Long story even longer, it took me a good 45 minutes to get that stupid moth out from under the bed, and then it was overkill. I beat that thing until there wasn't a scrap of antennae left. If I could've hoisted its bloody corpse over my head and run through the streets screaming, I would have.

I think; however, that the moth's family may have come back to seek revenge for his untimely death. Just yesterday, Ann Claire was holding something blackish brown in her tiny baby hands, which I thought was just a piece of mulch. Then it started to FLUTTER ...



Do moths terrify you? If not, what recent animal/bug attack can you recall? Leave it in the comments for all of us to enjoy!





Thank you Speaking From The Crib for being a guest on my blog.

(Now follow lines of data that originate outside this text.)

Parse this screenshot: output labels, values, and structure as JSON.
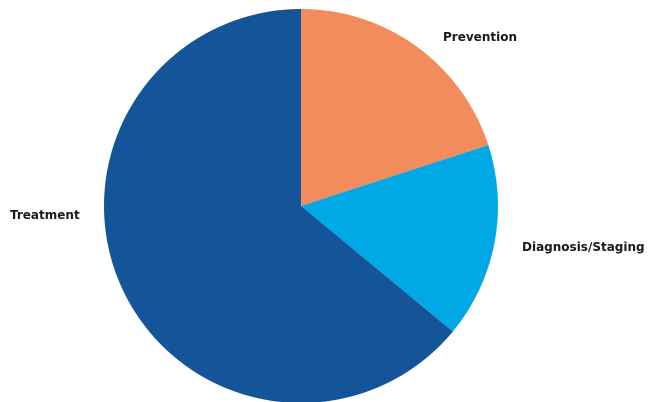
{
  "chart_data": {
    "type": "pie",
    "title": "",
    "start_angle_deg": 0,
    "direction": "clockwise",
    "slices": [
      {
        "label": "Prevention",
        "value": 20,
        "color": "#F28C5D"
      },
      {
        "label": "Diagnosis/Staging",
        "value": 16,
        "color": "#00A9E6"
      },
      {
        "label": "Treatment",
        "value": 64,
        "color": "#14559A"
      }
    ],
    "legend": "none",
    "labels_position": "outside"
  }
}
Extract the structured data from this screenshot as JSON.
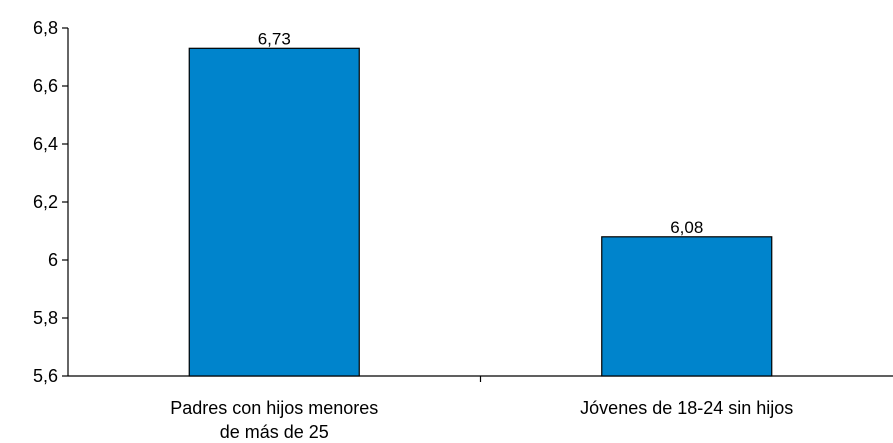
{
  "chart_data": {
    "type": "bar",
    "categories": [
      [
        "Padres con hijos menores",
        "de más de 25"
      ],
      [
        "Jóvenes de 18-24 sin hijos"
      ]
    ],
    "values": [
      6.73,
      6.08
    ],
    "data_labels": [
      "6,73",
      "6,08"
    ],
    "ylim": [
      5.6,
      6.8
    ],
    "yticks": [
      5.6,
      5.8,
      6.0,
      6.2,
      6.4,
      6.6,
      6.8
    ],
    "ytick_labels": [
      "5,6",
      "5,8",
      "6",
      "6,2",
      "6,4",
      "6,6",
      "6,8"
    ],
    "grid": false,
    "bar_color": "#0084CC",
    "bar_edge_color": "#000000"
  }
}
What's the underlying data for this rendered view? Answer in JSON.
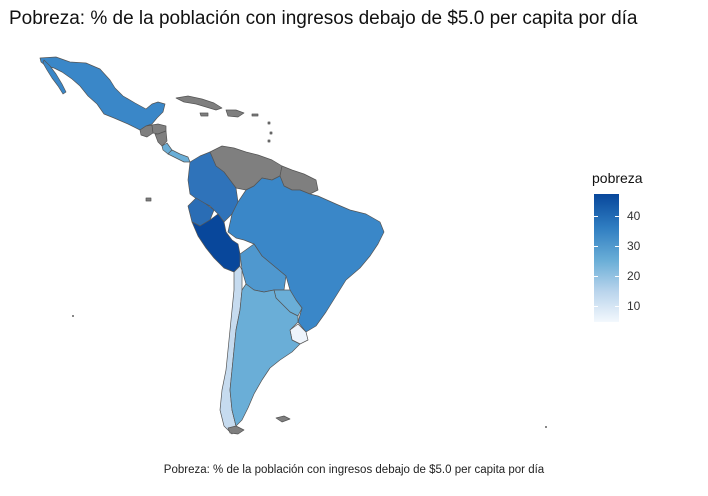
{
  "title": "Pobreza: % de la población con ingresos debajo de $5.0 per capita por día",
  "caption": "Pobreza: % de la población con ingresos debajo de $5.0 per capita por día",
  "legend": {
    "title": "pobreza",
    "ticks": [
      {
        "value": 40,
        "label": "40"
      },
      {
        "value": 30,
        "label": "30"
      },
      {
        "value": 20,
        "label": "20"
      },
      {
        "value": 10,
        "label": "10"
      }
    ],
    "colors": {
      "high": "#08479b",
      "mid": "#2f7dc1",
      "low": "#b9d4ec",
      "min": "#f3f8fd",
      "na": "#7f7f7f"
    }
  },
  "countries": [
    {
      "name": "México",
      "fill": "#3a87c8"
    },
    {
      "name": "Guatemala",
      "fill": "#7f7f7f"
    },
    {
      "name": "Honduras",
      "fill": "#7f7f7f"
    },
    {
      "name": "Nicaragua",
      "fill": "#7f7f7f"
    },
    {
      "name": "Costa Rica",
      "fill": "#6aaed7"
    },
    {
      "name": "Panamá",
      "fill": "#6aaed7"
    },
    {
      "name": "Cuba",
      "fill": "#7f7f7f"
    },
    {
      "name": "Venezuela",
      "fill": "#7f7f7f"
    },
    {
      "name": "Guyanas",
      "fill": "#7f7f7f"
    },
    {
      "name": "Colombia",
      "fill": "#2f73ba"
    },
    {
      "name": "Ecuador",
      "fill": "#2a6db5"
    },
    {
      "name": "Perú",
      "fill": "#08479b"
    },
    {
      "name": "Brasil",
      "fill": "#3a87c8"
    },
    {
      "name": "Bolivia",
      "fill": "#4f98cf"
    },
    {
      "name": "Paraguay",
      "fill": "#6aaed7"
    },
    {
      "name": "Uruguay",
      "fill": "#eef4fb"
    },
    {
      "name": "Chile",
      "fill": "#c6dbef"
    },
    {
      "name": "Argentina",
      "fill": "#6aaed7"
    }
  ]
}
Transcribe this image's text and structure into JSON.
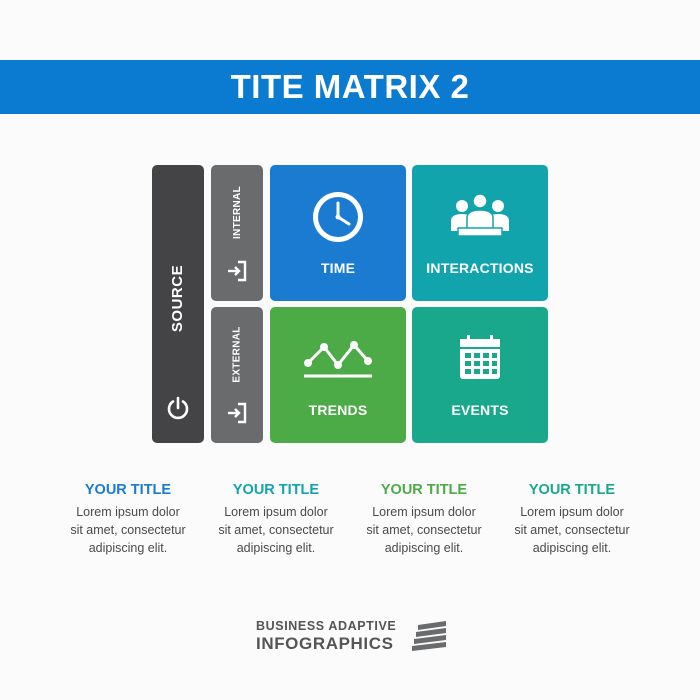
{
  "header": {
    "title": "TITE MATRIX 2"
  },
  "matrix": {
    "source_label": "SOURCE",
    "internal_label": "INTERNAL",
    "external_label": "EXTERNAL",
    "tiles": {
      "time": "TIME",
      "interactions": "INTERACTIONS",
      "trends": "TRENDS",
      "events": "EVENTS"
    }
  },
  "colors": {
    "header": "#0a7bd1",
    "time": "#1a7bd0",
    "interactions": "#12a4ad",
    "trends": "#4caa47",
    "events": "#1aa88d",
    "source": "#444446",
    "side": "#6a6b6d"
  },
  "icons": [
    "power-icon",
    "enter-icon",
    "clock-icon",
    "people-icon",
    "trend-line-icon",
    "calendar-icon"
  ],
  "descriptions": [
    {
      "title": "YOUR TITLE",
      "color": "#1a7bd0",
      "line1": "Lorem ipsum dolor",
      "line2": "sit amet, consectetur",
      "line3": "adipiscing elit."
    },
    {
      "title": "YOUR TITLE",
      "color": "#12a4ad",
      "line1": "Lorem ipsum dolor",
      "line2": "sit amet, consectetur",
      "line3": "adipiscing elit."
    },
    {
      "title": "YOUR TITLE",
      "color": "#4caa47",
      "line1": "Lorem ipsum dolor",
      "line2": "sit amet, consectetur",
      "line3": "adipiscing elit."
    },
    {
      "title": "YOUR TITLE",
      "color": "#1aa88d",
      "line1": "Lorem ipsum dolor",
      "line2": "sit amet, consectetur",
      "line3": "adipiscing elit."
    }
  ],
  "brand": {
    "line1": "BUSINESS ADAPTIVE",
    "line2": "INFOGRAPHICS"
  }
}
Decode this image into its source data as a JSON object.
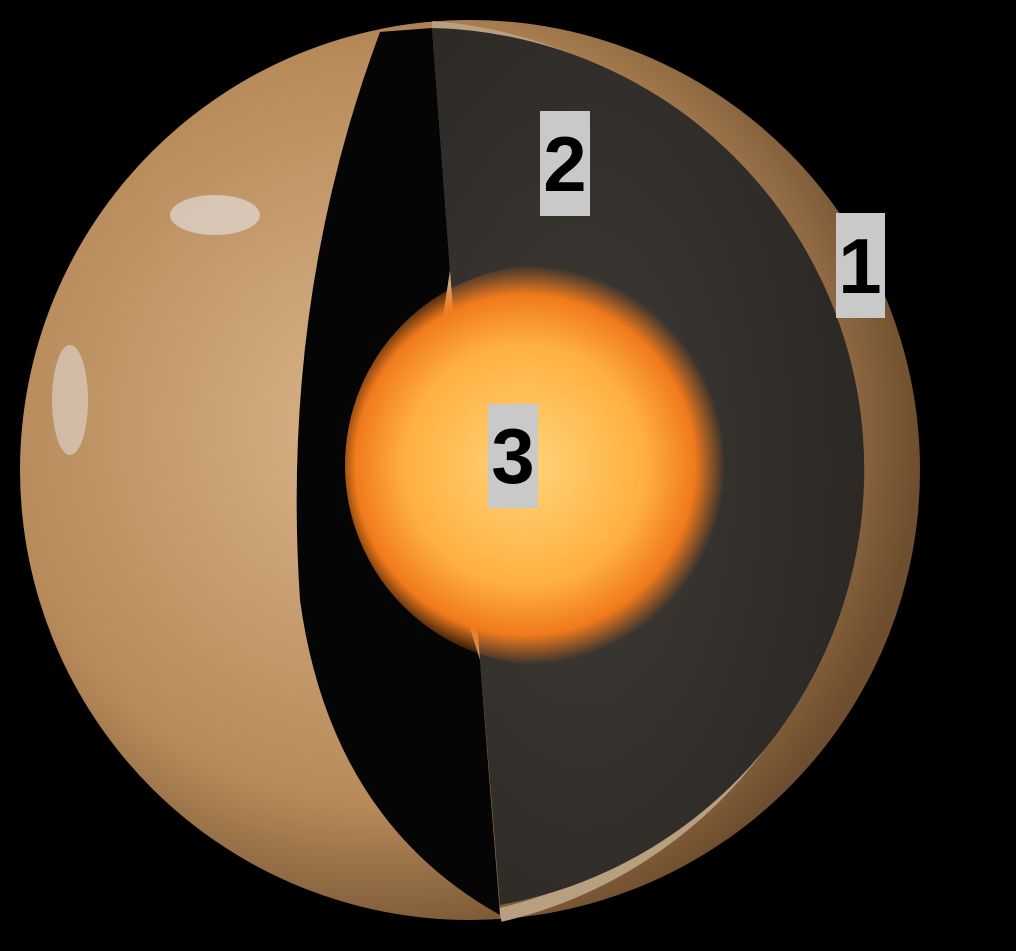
{
  "labels": [
    "1",
    "2",
    "3"
  ]
}
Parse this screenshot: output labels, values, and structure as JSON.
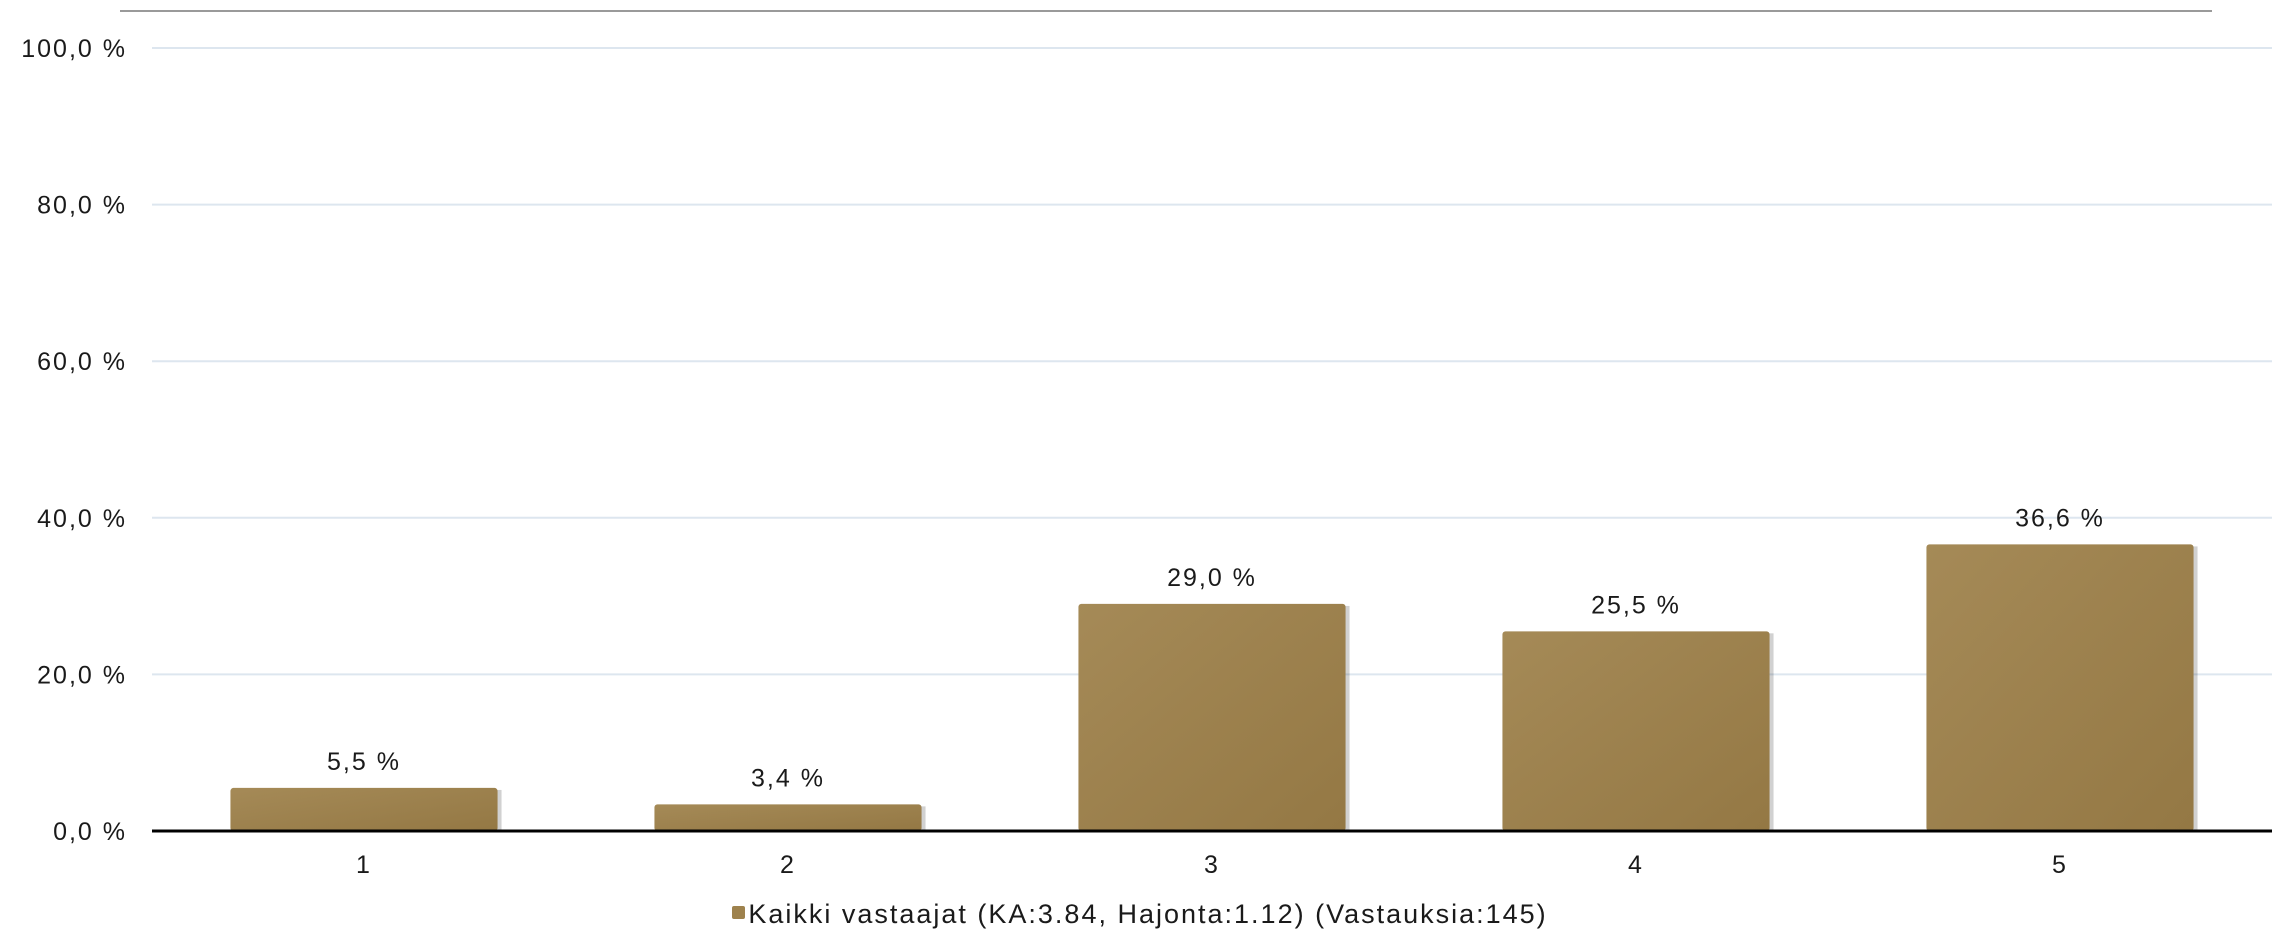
{
  "chart_data": {
    "type": "bar",
    "categories": [
      "1",
      "2",
      "3",
      "4",
      "5"
    ],
    "series": [
      {
        "name": "Kaikki vastaajat (KA:3.84, Hajonta:1.12) (Vastauksia:145)",
        "values": [
          5.5,
          3.4,
          29.0,
          25.5,
          36.6
        ],
        "labels": [
          "5,5 %",
          "3,4 %",
          "29,0 %",
          "25,5 %",
          "36,6 %"
        ],
        "color": "#9e824d"
      }
    ],
    "ylim": [
      0,
      100
    ],
    "yticks": [
      0,
      20,
      40,
      60,
      80,
      100
    ],
    "ytick_labels": [
      "0,0 %",
      "20,0 %",
      "40,0 %",
      "60,0 %",
      "80,0 %",
      "100,0 %"
    ],
    "grid": true,
    "legend_position": "bottom",
    "colors": {
      "grid": "#dde6ef",
      "axis": "#000000",
      "top_rule": "#9a9a9a"
    }
  }
}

The cocktail party will continue on Sunday with a new guest blogger. It's not too late to RSVP if you haven't already. You can send your submission to me at thisstopwilloughby@yahoo.com. (If you're not already a follower, you must become one to be a guest blogger at the cocktail party.) I would appreciate it if you could send me your post in html format. If you are submitting a new post, create it on Blogger as you would any post. Save, but don't publish it. From there you can click "edit html" and copy and paste your blog into the body of an email. If you are submitting a previously published post, go into "edit" and follow the same instructions. This makes it much easier for me to display your blog post the way you have written it and saves me a lot of editing. If you have any questions, feel free to email me.


Willoughby

9 comments:

5thsister said...

Riveting! Those sneaky varmints.

I'm not a fan of moths but they don't bother me near as much as they do you. Hornets and wasps, on the other hand, leave me in a weeping puddle of cowardice. Not bees...I'm okay with bees. Hornets and wasps will attack without warning or provocation.

Tattoos and Teething Rings said...

Moths definitely creep me out, but I hate the bugs we call mosquito eaters, they look like giant mosquitos and scare the heck outta me.

michelle keith said...

Palmetto bugs! They are about 2" long flying roaches. They attack you like WWII flying aces and get stuck in your hair. Aggggggg. The WORST! I like your blog, we have mutual readers!

The girl with the flour in her hair said...

That Oprah...she's never there when you need her.

Lissaloo said...

I love you already! Moths are truly evil, we moved into an apartment about 6 years ago that had an infestation of them INSIDE!!!! It was disgusting, I couldn't move out of there fast enough and now if I see one in the house I go into panic mode.

Raoulysgirl said...

Ugh...I hate moths! Around here, when the weather starts cooling, if you leave your porch light on, the ENTIRE SIDE of your house is speckled with moths! It's like some kind of creepy, eerie paint or something. Of course, as soon as you near the door, the entire congregation decides to fly right in MY DIRECTION! Then I feel like I am breathing in all of the dust off their tiny little spore filled wings (of course, I realize this is all in my head). I wheeze...I gasp...they probably get a good chuckle over it all...flying around my head while shaking their little wings for the most powder release. They probably even say "BAM" while doing it. Little #$&#*@#!

kyslp said...

Ugh!! I hate moths! You are the best-est Ms. SFTC! And so are you Ms. Willoughby!

L.B. said...

SFTC, great post.

Moths don't frighten me as much as they apparently frighten you and others, but the Mothman Prophecies... yeah, that movie scared the crap out of me. Wow. The part where Richard Gere's character grabbed the book, opened to some random page and the voice on the phone read it back to him... man, that was spooky.

Holly said...

SFTC always makes me laugh! Never thought about how scary moths are...fell asleep during the movie.